Le léopard d’Arabie est depuis 2008 considéré comme une espèce en danger critique par l’Union Internationale pour la conservation de la nature (UICN). Dans les faits, cela correspond au dernier stade de classification avant l’extinction d’une espèce. C’est dire l’urgence inhérente aux projets de conservation comme celui mis en place par l’Arabie saoudite. C’est dire également la joie d’apprendre l’heureuse nouvelle : deux bébés léopards sont nés dernièrement, venant grossir les rangs de ces très rares félins.

Aujourd’hui, on estime à moins de 50 le nombre de léopards d’Arabie vivant en liberté dans le royaume, 200 en tout… C’est de ce postulat que sont nées les initiatives de protection de l’espèce actuellement en cours, et qui viennent de donner lieu à la naissance de deux bébés.

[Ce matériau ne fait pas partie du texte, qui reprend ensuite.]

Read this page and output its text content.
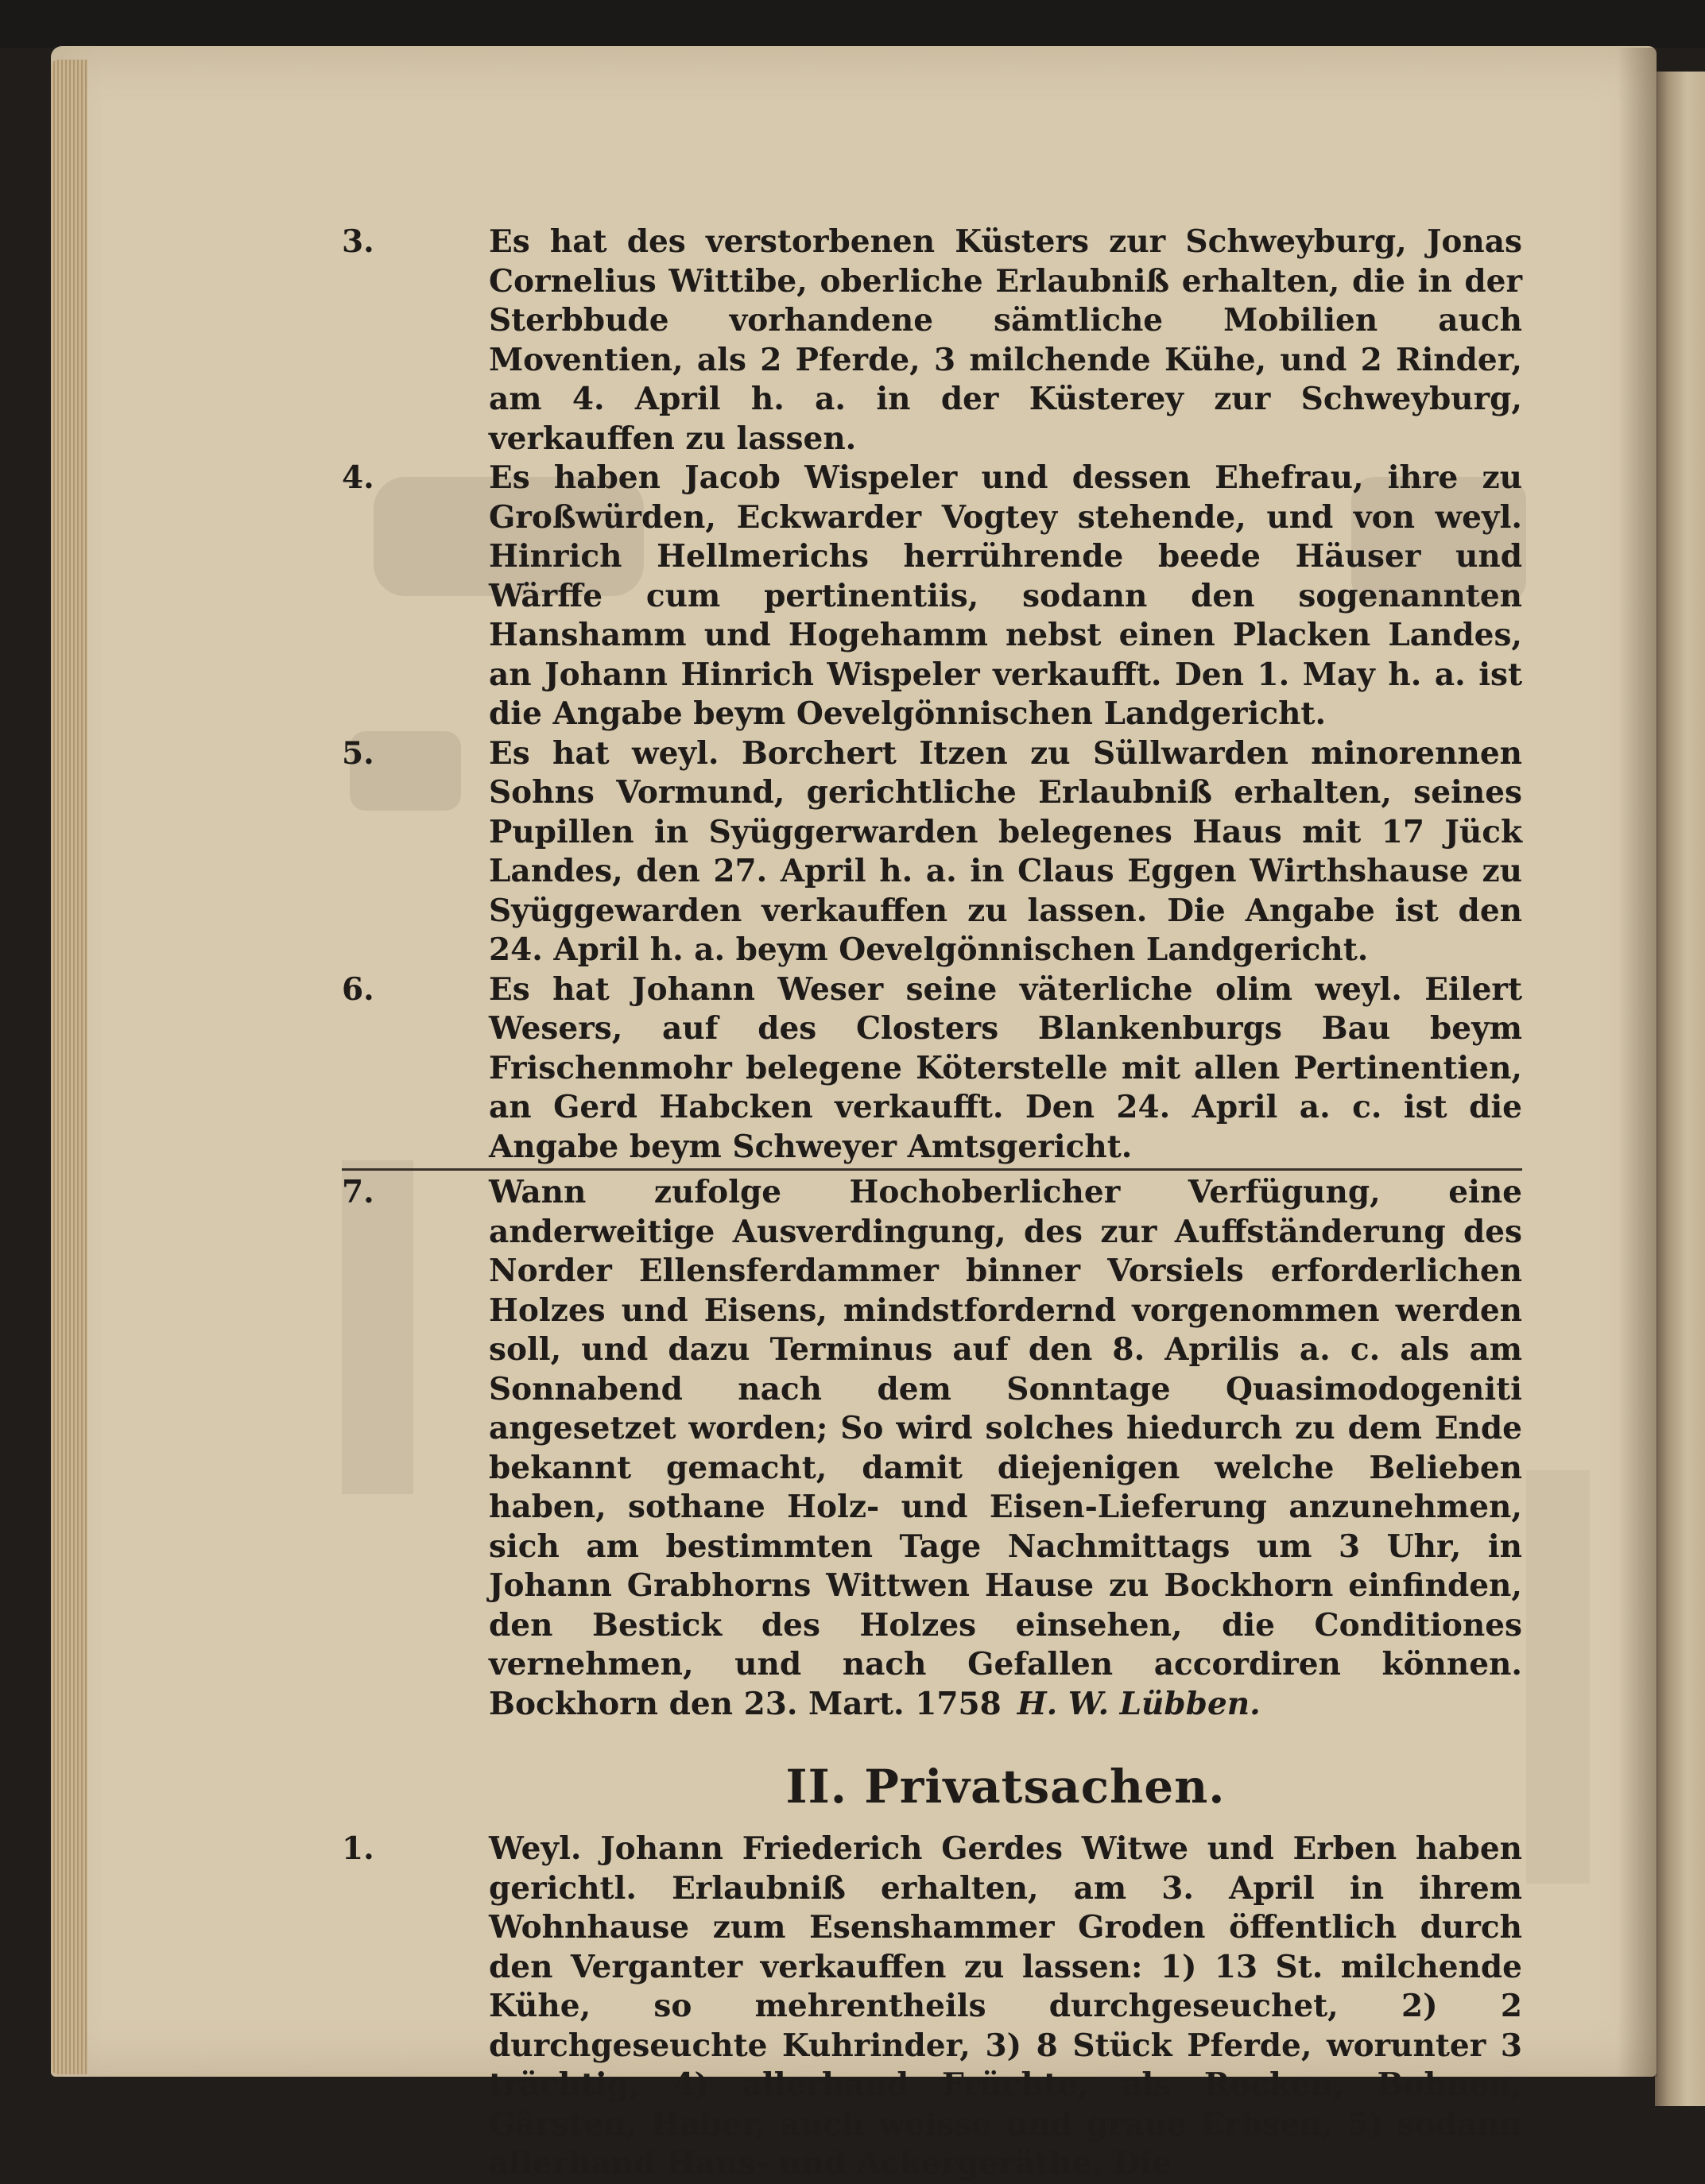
3.	Es hat des verstorbenen Küsters zur Schweyburg, Jonas Cornelius Wittibe, oberliche Erlaubniß erhalten, die in der Sterbbude vorhandene sämtliche Mobilien auch Moventien, als 2 Pferde, 3 milchende Kühe, und 2 Rinder, am 4. April h. a. in der Küsterey zur Schweyburg, verkauffen zu lassen.
4.	Es haben Jacob Wispeler und dessen Ehefrau, ihre zu Großwürden, Eckwarder Vogtey stehende, und von weyl. Hinrich Hellmerichs herrührende beede Häuser und Wärffe cum pertinentiis, sodann den sogenannten Hanshamm und Hogehamm nebst einen Placken Landes, an Johann Hinrich Wispeler verkaufft. Den 1. May h. a. ist die Angabe beym Oevelgönnischen Landgericht.
5.	Es hat weyl. Borchert Itzen zu Süllwarden minorennen Sohns Vormund, gerichtliche Erlaubniß erhalten, seines Pupillen in Syüggerwarden belegenes Haus mit 17 Jück Landes, den 27. April h. a. in Claus Eggen Wirthshause zu Syüggewarden verkauffen zu lassen. Die Angabe ist den 24. April h. a. beym Oevelgönnischen Landgericht.
6.	Es hat Johann Weser seine väterliche olim weyl. Eilert Wesers, auf des Closters Blankenburgs Bau beym Frischenmohr belegene Köterstelle mit allen Pertinentien, an Gerd Habcken verkaufft. Den 24. April a. c. ist die Angabe beym Schweyer Amtsgericht.
7.	Wann zufolge Hochoberlicher Verfügung, eine anderweitige Ausverdingung, des zur Auffständerung des Norder Ellensferdammer binner Vorsiels erforderlichen Holzes und Eisens, mindstfordernd vorgenommen werden soll, und dazu Terminus auf den 8. Aprilis a. c. als am Sonnabend nach dem Sonntage Quasimodogeniti angesetzet worden; So wird solches hiedurch zu dem Ende bekannt gemacht, damit diejenigen welche Belieben haben, sothane Holz- und Eisen-Lieferung anzunehmen, sich am bestimmten Tage Nachmittags um 3 Uhr, in Johann Grabhorns Wittwen Hause zu Bockhorn einfinden, den Bestick des Holzes einsehen, die Conditiones vernehmen, und nach Gefallen accordiren können. Bockhorn den 23. Mart. 1758 H. W. Lübben.
II. Privatsachen.
1.	Weyl. Johann Friederich Gerdes Witwe und Erben haben gerichtl. Erlaubniß erhalten, am 3. April in ihrem Wohnhause zum Esenshammer Groden öffentlich durch den Verganter verkauffen zu lassen: 1) 13 St. milchende Kühe, so mehrentheils durchgeseuchet, 2) 2 durchgeseuchte Kuhrinder, 3) 8 Stück Pferde, worunter 3 trächtig, 4) allerhand Früchte, als Rocken, Bohnen, Gärsten, Haber, auch weisse und graue Erbsen, 5) sodann allerhand Haus- und Ackergeräthe. Die
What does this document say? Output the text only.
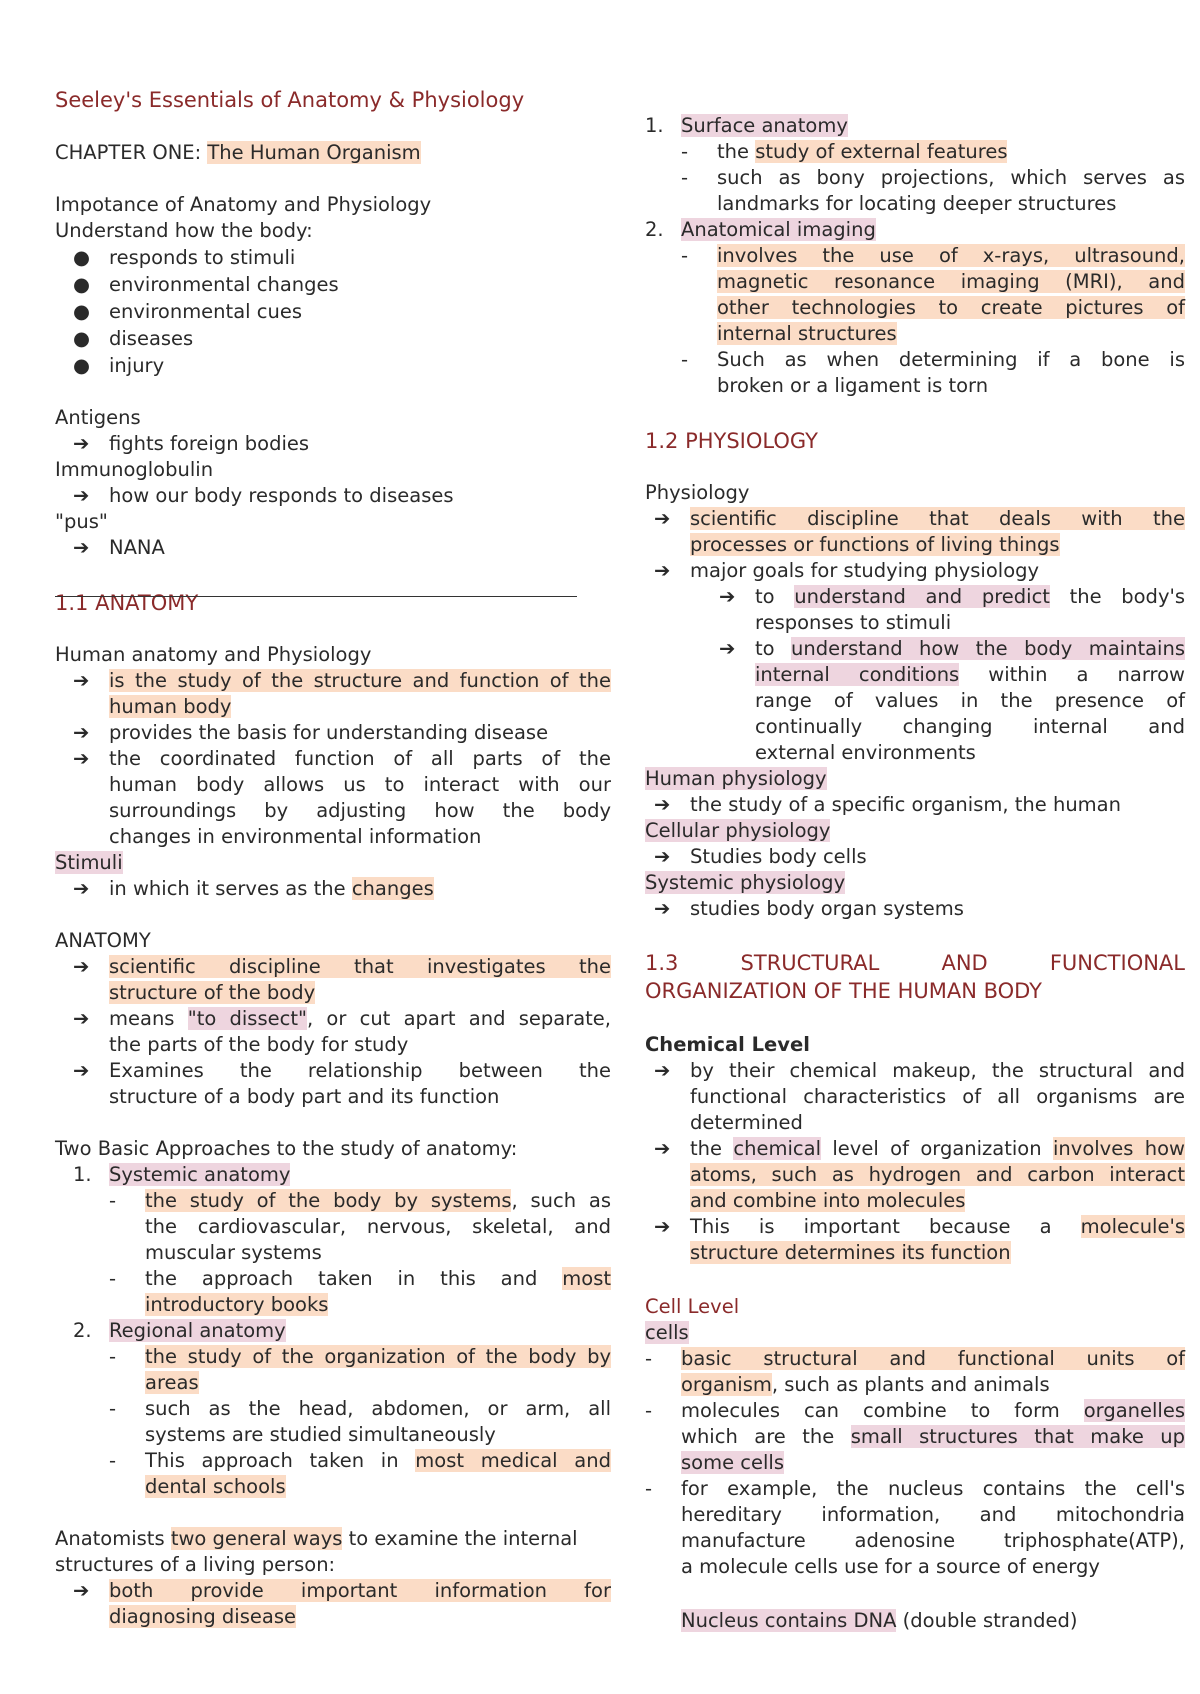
Seeley's Essentials of Anatomy & Physiology
CHAPTER ONE: The Human Organism
Impotance of Anatomy and Physiology
Understand how the body:
● responds to stimuli
● environmental changes
● environmental cues
● diseases
● injury
Antigens
➔ fights foreign bodies
Immunoglobulin
➔ how our body responds to diseases
"pus"
➔ NANA
1.1 ANATOMY
Human anatomy and Physiology
➔ is the study of the structure and function of the
human body
➔ provides the basis for understanding disease
➔ the coordinated function of all parts of the
human body allows us to interact with our
surroundings by adjusting how the body
changes in environmental information
Stimuli
➔ in which it serves as the changes
ANATOMY
➔ scientific discipline that investigates the
structure of the body
➔ means "to dissect", or cut apart and separate,
the parts of the body for study
➔ Examines the relationship between the
structure of a body part and its function
Two Basic Approaches to the study of anatomy:
1. Systemic anatomy
- the study of the body by systems, such as
the cardiovascular, nervous, skeletal, and
muscular systems
- the approach taken in this and most
introductory books
2. Regional anatomy
- the study of the organization of the body by
areas
- such as the head, abdomen, or arm, all
systems are studied simultaneously
- This approach taken in most medical and
dental schools
Anatomists two general ways to examine the internal
structures of a living person:
➔ both provide important information for
diagnosing disease
1. Surface anatomy
- the study of external features
- such as bony projections, which serves as
landmarks for locating deeper structures
2. Anatomical imaging
- involves the use of x-rays, ultrasound,
magnetic resonance imaging (MRI), and
other technologies to create pictures of
internal structures
- Such as when determining if a bone is
broken or a ligament is torn
1.2 PHYSIOLOGY
Physiology
➔ scientific discipline that deals with the
processes or functions of living things
➔ major goals for studying physiology
➔ to understand and predict the body's
responses to stimuli
➔ to understand how the body maintains
internal conditions within a narrow
range of values in the presence of
continually changing internal and
external environments
Human physiology
➔ the study of a specific organism, the human
Cellular physiology
➔ Studies body cells
Systemic physiology
➔ studies body organ systems
1.3 STRUCTURAL AND FUNCTIONAL
ORGANIZATION OF THE HUMAN BODY
Chemical Level
➔ by their chemical makeup, the structural and
functional characteristics of all organisms are
determined
➔ the chemical level of organization involves how
atoms, such as hydrogen and carbon interact
and combine into molecules
➔ This is important because a molecule's
structure determines its function
Cell Level
cells
- basic structural and functional units of
organism, such as plants and animals
- molecules can combine to form organelles
which are the small structures that make up
some cells
- for example, the nucleus contains the cell's
hereditary information, and mitochondria
manufacture adenosine triphosphate(ATP),
a molecule cells use for a source of energy
Nucleus contains DNA (double stranded)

Si cet événement constitue une petite consécration en lui-même – et les grandes causes sont faites de petites victoires -, il s’intègre avant tout dans un travail sur le long terme. L’objectif final est de réintroduire des spécimens dans la région d’AlUla, où ils pourront vivre en liberté, protégés, après avoir été initiés à la vie en territoire sauvage.  

Des travaux sur l’écosystème 

En amont de la réalisation de cet objectif, il convient de recréer un environnement adapté dans lequel les spécimens réintroduits pourront s’épanouir. Ce chantier inclut une “revitalisation” de l’environnement ainsi que des campagnes de sensibilisations auprès des populations, notamment sur le traitement des sols. Dans ce contexte, plusieurs partenariats ont été noués avec des organismes internationaux, oeuvrant pour la conservation des espèces, à l’instar de Panthera, et ce dans le but d’acquérir les bonnes pratiques et de bénéficier d’une expertise scientifique pointue sur le thème de la conservation de la faune.

 

Un animal symbole 

Le léopard d’Arabie (la plus petite de toutes les sous-espèces du grand félin) fait partie intégrante de la culture locale. C’est une des raisons pour lesquelles son élevage -faute d’un meilleur terme- et sa réintroduction (à terme) ont été amorcés. Ainsi, deux programmes d’élevage sont en cours dans la région, l’un à Sharjah, aux Emirats arabes unis, et l’autre à Taif, en Arabie saoudite. Ils hébergent aujourd’hui 16 léopards, dont ces 2 bébés, nés le 22 avril. D’autres centres devraient prochainement sortir de terre, directement dans la région d’AlUla.